Einfach nichts denken

Küstenwache, TEXT

Auf der Suche nach der Ursache meiner Ohrgeräuschsymptomatik bin ich in Hape Kerkelings Jakobsweg Pilgerreiseroman Ich bin dann mal weg auf einen Erklärungsversuch und Heilungsansatz gestoßen, der mir nicht fremd ist.  Einfach nichts denken. Vielleicht ist es dieser Zustand in den ich mich beim Jollensegeln oder Slacklining befördere, und mir damit bereits mehrfach die klassische Hörsturztherapie  mit Cortisoneinnahmen und Infusionen ersparen konnte.

Man ahnt gar nicht, was mit dem Körper passiert, wenn man ihn ohne Denken und Sprechen nur vorantreibt und läuft. Einfach nicht denken. (…) Aber mein Denken zu stoppen ist fast unmöglich. In Gedanken stimme ich ständig irgendwelche Lieder an oder denke über zusammenhanglosen Schrott nach. Wo sind meine Hausschlüssel? Zigaretten kaufen, kaputte Füße, Hunger auf Kartoffelsalat! Irgendwann schalte ich im Kopf tatsächlich den Denkstrom ab und denke einfach nichts mehr. Einen Weg zu beschreiben, den man ohne Gedanken geht ist nahezu unmöglich. Da man die Dinge nur noch ungefiltert und ohne sie zu bewerten wahrnimmt. Und wertfreies Wahrnehmen lässt sich später kaum schriftlich formulieren. Alles wird eins.
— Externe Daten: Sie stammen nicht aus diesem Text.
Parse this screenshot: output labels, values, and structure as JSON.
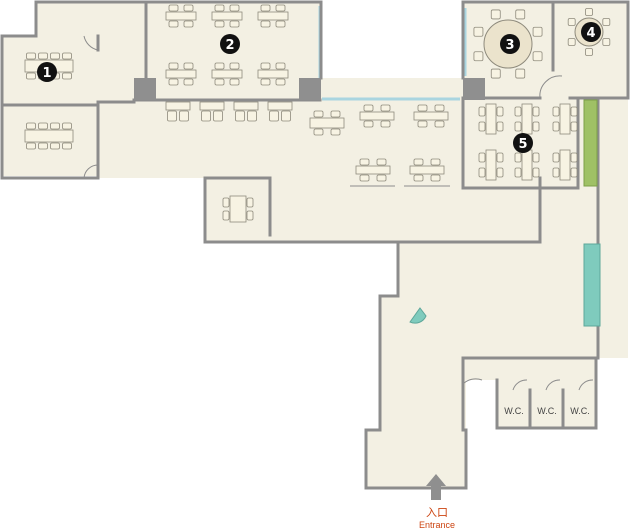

Mein Atem, meine Schritte, der Wind, der Vogelgesang, das Wogen der Kornfelder und das kühle Gefühl auf der Haut. Ich gehe in Stille.  Drücke ich während des Wanderns mit meinen Füßen auf den Weg oder drückt der Weg auf meine Füße? Ohne meine Gedanken bin ich ohne Ausdruck und die Landschaft, die Geräusche und der Wind beeindrucken mich nicht. Auch Hässlichkeiten wie eine tote Katze auf dem Weg, oder Schönheiten wie die schneebedeckten Gipfel des kantabrischen Gebirges hinterlassen keinerlei Eindruck. Diese totale Abwesenheit von Druck ist ein barmherziger Zustand. Er bringt keinen Spaß, aber auch kein Leid mit sich. Und am Ende des Weges stelle ich fest, wenn ich mich nicht in Wort und Gedanken ausdrücke, beeindruckt mich auch nichts. Weder Wind noch Regen. Wenn man seinen Ausdruck in Denken und Handeln, Sprechen, Singen, Tanzen nicht gelegentlich pausieren lässt, verselbständigt er sich und das Ergebnis ist die Erzeugung ständigen Drucks. Jeder eigene Ausdruck führt zu einem Eindruck bei anderen, und der erzeugt in ihnen neuen Ausdruck, der widerum für einen selbst beeindruckend ist. Der sich ständig ausdrückt ist auch immer beeindruckt. So entstehen Ehekräche und Weltkriege. Irgendwann legt dieser ständige Druck jeden lahm. In der Stille herrscht kein Druck. Wenn ich nichts denke, nichts ausdrücke, bin ich aber trotzdem immer noch da.  Auf dem Weg treffe ich eigentlich immer wieder nur auf eins. Auf mich. Und was ich in Zukunft ausdrücke, werde ich mir noch genauer überlegen als bisher. [ Hape Kerkeling . Ich bin dann mal weg ]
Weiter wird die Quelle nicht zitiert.